How to store? NEVER refrigerate your tomatoes. Seriously… don't do it. Once you've cut them, I guess you can/ should, but before that point, leave 'em out! 🙂
I'm so glad you connected with me! I like your blog so far and look forward to reading more of what you've got to say! Especially since we have so much in common after all…
As you know, Denise, I love tomatoes. What you may not know, is that when I was young (even up to young adulthood, I also didn't care for the tomato chunks in my soup. They were gross. I finally overcame this, but don't ask me how. Of course, you know as a raw foodist, I don't cook anything anymore, except for under 105 degrees in my dehydrator. So the only tomatoes I eat now are raw. I do also use sun dried tomatoes that I've soaked in olive oil and basil.
I suspect that the tomatoes we get here (scotland) will be substantially different to the varieties you get (and a well travelled tomato isn't liable to be too good!).

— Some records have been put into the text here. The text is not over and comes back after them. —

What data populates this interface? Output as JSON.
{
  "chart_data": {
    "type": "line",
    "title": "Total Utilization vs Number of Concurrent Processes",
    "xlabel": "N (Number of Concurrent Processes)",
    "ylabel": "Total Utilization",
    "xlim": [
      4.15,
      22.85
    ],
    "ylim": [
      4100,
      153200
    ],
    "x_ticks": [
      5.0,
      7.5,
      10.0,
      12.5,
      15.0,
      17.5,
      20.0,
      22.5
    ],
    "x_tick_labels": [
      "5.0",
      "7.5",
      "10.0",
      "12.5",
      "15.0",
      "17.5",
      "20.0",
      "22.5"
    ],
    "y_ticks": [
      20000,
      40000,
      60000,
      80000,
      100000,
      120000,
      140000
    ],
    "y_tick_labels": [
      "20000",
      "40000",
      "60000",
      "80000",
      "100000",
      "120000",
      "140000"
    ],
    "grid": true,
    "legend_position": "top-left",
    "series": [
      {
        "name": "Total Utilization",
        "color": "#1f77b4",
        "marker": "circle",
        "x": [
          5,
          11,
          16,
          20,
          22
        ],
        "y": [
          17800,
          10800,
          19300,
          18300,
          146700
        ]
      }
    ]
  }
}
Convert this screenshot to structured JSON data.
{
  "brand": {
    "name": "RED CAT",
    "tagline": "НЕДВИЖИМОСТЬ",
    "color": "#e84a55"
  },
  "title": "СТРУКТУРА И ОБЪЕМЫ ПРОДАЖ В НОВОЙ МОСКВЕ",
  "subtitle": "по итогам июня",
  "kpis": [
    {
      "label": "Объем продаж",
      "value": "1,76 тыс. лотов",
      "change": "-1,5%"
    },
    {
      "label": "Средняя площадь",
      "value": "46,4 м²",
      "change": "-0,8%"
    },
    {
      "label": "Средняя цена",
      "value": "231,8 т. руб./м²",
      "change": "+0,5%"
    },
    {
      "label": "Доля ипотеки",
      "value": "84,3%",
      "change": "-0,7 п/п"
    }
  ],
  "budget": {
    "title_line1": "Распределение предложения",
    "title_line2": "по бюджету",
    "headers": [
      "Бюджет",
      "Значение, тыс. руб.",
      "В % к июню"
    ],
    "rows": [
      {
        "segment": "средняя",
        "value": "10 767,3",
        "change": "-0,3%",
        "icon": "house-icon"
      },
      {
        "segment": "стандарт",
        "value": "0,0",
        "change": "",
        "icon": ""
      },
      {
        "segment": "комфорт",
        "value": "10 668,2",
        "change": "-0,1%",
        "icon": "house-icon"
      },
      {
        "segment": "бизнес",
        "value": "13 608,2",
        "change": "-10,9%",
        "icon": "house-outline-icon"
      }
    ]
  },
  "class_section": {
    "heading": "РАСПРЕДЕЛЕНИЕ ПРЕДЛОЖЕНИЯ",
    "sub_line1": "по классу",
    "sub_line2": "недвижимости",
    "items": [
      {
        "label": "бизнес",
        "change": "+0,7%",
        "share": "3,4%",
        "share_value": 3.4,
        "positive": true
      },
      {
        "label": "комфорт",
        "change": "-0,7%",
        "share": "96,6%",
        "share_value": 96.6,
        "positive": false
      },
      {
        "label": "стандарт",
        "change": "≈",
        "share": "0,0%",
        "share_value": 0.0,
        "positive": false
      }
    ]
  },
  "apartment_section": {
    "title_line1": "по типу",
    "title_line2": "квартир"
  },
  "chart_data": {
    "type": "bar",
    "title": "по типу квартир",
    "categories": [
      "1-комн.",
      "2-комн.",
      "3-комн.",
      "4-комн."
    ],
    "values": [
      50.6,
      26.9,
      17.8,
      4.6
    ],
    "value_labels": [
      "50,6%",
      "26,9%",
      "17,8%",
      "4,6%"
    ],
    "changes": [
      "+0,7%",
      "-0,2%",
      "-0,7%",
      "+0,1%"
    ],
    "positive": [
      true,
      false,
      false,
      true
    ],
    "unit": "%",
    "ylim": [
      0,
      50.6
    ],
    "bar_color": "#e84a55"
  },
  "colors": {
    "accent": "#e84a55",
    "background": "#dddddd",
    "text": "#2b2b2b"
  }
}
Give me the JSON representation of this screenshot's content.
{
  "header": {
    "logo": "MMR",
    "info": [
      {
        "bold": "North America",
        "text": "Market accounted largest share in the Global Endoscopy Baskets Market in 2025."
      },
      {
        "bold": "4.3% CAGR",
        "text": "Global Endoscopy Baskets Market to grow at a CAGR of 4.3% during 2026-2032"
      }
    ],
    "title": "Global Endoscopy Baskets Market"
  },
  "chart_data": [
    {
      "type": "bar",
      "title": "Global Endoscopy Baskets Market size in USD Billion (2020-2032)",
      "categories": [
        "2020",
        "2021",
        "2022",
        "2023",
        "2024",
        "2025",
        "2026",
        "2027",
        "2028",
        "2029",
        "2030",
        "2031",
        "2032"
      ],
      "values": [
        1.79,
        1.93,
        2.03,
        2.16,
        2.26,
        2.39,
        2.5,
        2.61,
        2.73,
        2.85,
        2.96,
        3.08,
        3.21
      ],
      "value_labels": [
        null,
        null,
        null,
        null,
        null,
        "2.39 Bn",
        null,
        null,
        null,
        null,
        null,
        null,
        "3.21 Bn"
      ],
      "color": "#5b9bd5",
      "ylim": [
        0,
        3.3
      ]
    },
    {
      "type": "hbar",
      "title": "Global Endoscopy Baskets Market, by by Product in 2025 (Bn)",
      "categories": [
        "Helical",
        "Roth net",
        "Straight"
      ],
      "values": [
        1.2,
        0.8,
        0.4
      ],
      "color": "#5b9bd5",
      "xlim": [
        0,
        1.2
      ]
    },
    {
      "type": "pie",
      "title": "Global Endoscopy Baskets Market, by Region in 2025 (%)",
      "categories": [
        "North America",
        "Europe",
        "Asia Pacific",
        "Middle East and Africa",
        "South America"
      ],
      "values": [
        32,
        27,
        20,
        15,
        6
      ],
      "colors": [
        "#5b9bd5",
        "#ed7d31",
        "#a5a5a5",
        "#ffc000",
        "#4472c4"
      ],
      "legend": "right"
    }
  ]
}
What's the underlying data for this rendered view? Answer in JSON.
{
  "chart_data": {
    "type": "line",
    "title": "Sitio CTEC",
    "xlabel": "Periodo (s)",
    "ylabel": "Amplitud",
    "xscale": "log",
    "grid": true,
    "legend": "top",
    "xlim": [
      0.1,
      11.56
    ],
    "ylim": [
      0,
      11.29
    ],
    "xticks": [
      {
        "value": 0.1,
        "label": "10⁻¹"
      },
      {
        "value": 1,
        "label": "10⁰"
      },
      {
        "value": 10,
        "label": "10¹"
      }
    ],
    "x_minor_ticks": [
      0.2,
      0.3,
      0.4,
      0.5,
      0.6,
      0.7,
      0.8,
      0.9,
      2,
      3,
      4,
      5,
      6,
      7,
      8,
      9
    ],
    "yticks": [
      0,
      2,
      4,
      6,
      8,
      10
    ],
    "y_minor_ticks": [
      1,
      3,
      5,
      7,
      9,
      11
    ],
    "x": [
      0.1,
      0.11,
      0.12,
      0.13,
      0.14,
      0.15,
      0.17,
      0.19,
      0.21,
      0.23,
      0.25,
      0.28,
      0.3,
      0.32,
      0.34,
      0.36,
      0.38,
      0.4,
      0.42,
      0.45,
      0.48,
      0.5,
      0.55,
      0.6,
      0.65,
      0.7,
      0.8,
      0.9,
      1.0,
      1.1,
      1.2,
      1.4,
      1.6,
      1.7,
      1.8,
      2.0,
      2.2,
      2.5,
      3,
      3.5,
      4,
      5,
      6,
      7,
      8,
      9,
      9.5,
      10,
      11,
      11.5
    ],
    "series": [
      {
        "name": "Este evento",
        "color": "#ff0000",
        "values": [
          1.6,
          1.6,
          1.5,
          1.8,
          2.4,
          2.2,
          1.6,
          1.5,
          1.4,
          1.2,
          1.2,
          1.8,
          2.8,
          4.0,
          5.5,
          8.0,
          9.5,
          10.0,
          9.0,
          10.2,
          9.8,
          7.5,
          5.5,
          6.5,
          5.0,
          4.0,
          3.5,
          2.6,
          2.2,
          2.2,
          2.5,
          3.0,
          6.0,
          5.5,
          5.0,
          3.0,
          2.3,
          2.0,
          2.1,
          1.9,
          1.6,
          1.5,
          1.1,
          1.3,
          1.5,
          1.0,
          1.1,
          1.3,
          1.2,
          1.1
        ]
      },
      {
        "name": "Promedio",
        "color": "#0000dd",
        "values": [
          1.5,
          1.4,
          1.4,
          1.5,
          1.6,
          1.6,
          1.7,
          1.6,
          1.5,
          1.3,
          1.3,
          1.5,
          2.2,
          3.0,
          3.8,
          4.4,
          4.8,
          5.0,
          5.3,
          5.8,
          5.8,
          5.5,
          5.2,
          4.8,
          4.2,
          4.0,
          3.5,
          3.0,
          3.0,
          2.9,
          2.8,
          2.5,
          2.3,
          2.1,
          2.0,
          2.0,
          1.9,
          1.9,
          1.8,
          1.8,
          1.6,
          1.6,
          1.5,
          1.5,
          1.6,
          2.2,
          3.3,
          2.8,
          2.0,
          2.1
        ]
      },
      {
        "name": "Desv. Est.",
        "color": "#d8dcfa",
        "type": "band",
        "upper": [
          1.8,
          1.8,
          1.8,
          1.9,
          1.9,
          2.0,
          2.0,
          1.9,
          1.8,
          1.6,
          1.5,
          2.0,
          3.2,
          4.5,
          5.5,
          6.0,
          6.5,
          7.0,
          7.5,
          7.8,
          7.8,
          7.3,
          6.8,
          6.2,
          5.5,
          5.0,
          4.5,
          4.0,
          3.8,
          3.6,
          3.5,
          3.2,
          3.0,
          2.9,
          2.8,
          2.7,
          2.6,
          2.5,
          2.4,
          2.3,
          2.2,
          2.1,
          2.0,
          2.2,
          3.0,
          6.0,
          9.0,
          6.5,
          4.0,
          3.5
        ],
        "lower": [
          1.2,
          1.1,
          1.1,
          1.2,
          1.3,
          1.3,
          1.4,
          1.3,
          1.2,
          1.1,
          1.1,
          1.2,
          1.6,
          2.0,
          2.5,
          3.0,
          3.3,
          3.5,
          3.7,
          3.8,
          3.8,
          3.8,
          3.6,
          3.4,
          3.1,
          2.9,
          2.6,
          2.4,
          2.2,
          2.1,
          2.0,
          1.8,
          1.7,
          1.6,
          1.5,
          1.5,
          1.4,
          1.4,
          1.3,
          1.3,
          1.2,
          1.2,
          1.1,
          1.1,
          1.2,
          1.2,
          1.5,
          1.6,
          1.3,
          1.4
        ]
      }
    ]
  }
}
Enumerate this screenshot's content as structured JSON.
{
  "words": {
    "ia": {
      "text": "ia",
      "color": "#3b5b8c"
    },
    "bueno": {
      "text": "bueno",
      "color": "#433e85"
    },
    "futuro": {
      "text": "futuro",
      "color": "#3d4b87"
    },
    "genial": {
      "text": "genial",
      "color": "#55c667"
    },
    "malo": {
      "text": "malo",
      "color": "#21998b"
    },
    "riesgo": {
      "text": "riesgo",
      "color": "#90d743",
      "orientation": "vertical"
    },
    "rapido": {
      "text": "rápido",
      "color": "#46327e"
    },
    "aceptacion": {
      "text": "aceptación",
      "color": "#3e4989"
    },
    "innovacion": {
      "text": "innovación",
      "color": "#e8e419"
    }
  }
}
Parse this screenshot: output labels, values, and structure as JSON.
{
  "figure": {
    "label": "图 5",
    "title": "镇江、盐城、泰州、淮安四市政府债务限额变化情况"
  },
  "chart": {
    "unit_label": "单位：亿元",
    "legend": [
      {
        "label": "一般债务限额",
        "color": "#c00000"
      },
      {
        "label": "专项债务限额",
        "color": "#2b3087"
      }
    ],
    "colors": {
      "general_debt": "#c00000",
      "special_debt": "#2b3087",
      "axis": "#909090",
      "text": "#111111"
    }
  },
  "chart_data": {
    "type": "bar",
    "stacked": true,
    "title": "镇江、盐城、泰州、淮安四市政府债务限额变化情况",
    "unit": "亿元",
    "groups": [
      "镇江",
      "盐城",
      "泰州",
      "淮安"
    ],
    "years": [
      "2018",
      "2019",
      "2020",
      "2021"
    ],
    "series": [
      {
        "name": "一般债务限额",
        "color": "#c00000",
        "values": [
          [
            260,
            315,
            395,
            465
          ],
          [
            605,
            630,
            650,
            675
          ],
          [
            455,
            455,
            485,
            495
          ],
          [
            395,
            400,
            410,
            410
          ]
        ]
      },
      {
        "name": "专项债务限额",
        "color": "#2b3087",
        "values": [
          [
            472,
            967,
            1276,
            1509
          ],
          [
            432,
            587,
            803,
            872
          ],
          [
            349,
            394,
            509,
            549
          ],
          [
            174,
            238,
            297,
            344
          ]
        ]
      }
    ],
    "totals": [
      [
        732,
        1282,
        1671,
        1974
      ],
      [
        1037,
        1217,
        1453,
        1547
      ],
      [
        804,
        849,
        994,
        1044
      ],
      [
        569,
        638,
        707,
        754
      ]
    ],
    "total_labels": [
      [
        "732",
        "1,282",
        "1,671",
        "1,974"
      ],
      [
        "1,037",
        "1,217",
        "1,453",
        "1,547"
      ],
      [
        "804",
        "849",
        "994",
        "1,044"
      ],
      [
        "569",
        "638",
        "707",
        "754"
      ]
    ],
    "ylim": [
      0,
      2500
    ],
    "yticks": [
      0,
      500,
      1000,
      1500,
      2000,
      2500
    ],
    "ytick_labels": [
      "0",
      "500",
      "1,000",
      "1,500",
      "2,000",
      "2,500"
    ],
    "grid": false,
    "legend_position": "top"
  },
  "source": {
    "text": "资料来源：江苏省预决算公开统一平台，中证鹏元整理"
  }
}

When you're picking out your tomatoes do make sure and smell them, they should smell slightly herby, almost basilly – especially if they're still on the vine (which as many commenters have said, keeps them better) – and never kept in the fridge. If they're not totally ripe, or you're about to use them, try putting them on a sunny windowsill, otherwise keep them on a shady shelf and just let them be.
A good dressing, with salt and black pepper freshly ground into it, will bring out their flavour beautifully, as will a little balsamic vinegar. The trick is to chop the tomatoes and let them settle in the dressing a wee while before you use them (and not worry if the seeds seperate and become part of the dressing).
Fresh tomoatoes with bland, undeveloped flavours are revolting, but lovely aromatic tomatoes are a wonderful thing!
Those tomatoes you buy in the store are hardly tomatoes. The only tomato worth eating is homegrown, so grow your own! That is what I do. And if you aren't interested in that, buy local ones from a farmer. You may discover that you love tomatoes. The difference between these and store-bought is night and day.